A labyrinth is not a maze. Mazes conjure up images of high hedges, hiding a pathway that has all sorts of choices leading a person into endless tangles or dead-ends. We expect to get lost in a maze. Labyrinths are the complete opposite.
In The Gateway Retreat the labyrinth forms a special and symbolic part of the process. It’s a symbol of endings and beginnings, renewal and letting go, and the constant path of life we all must walk. The labyrinth can represent our journey to our centre, our still point, our Zero-Position – where we can stand strong and true in ourselves amongst the winds of the world.
Walking a labyrinth
The pathway begins at the outside and meanders back and forth in a seemingly random pattern and leads you to the centre. There are no choices, so the traveler can let go of concern about where the path leads and simply enjoy the journey to the centre and then back out again. This process seems to encourage heightened intuition, balance, and a sense of wellbeing.

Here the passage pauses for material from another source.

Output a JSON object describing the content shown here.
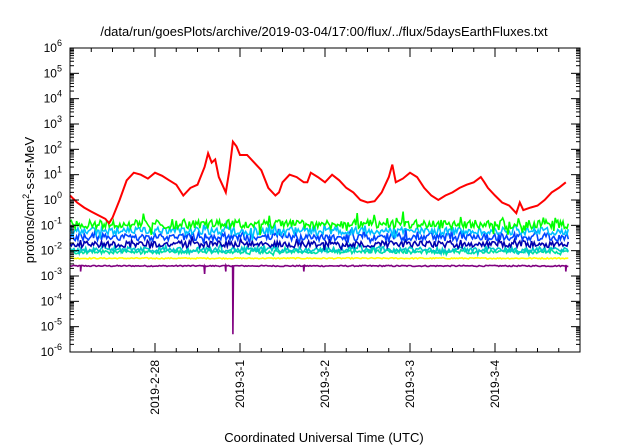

Medical research has shown that walking or tracing a labyrinth balances the left and right hemispheres of the brain, and people have experienced improved mental clarity and memory, calmness in dealing with grief and trauma, a release of pain, and a deeper connection with their own inner resources. Children say they just feel better after walking a labyrinth and use it when they are sad.
In all cultures, the labyrinth represents the three-fold path of nature, that of Life, Death and Rebirth. Following such a pattern is a dance that engages us on a cellular level, returning us to a felt sense of the body walking the path of life. It is a pattern to be experienced and encountered as we seek wholeness in an increasingly fragmented world.
Labyrinths have been built out of a variety of materials and have been found in almost all cultures in the world for thousands of years. We may still access labyrinths that were built in the 14th century. In the past 30 years there has been a worldwide renewed interest in them that is attributed to the desire for a personal spiritual practice as well as a tool for self-awareness and growth. Today, labyrinths are found in hospitals, schools, churches, community gardens, prisons, cemeteries, retreat centre’s, and in back yards.
We are entering a time when the treasures of this precious tool are being rediscovered and passionately pursued. A Labyrinth readily surrenders its secrets up to the sincere seeker. We invite you to walk its Path of Grace.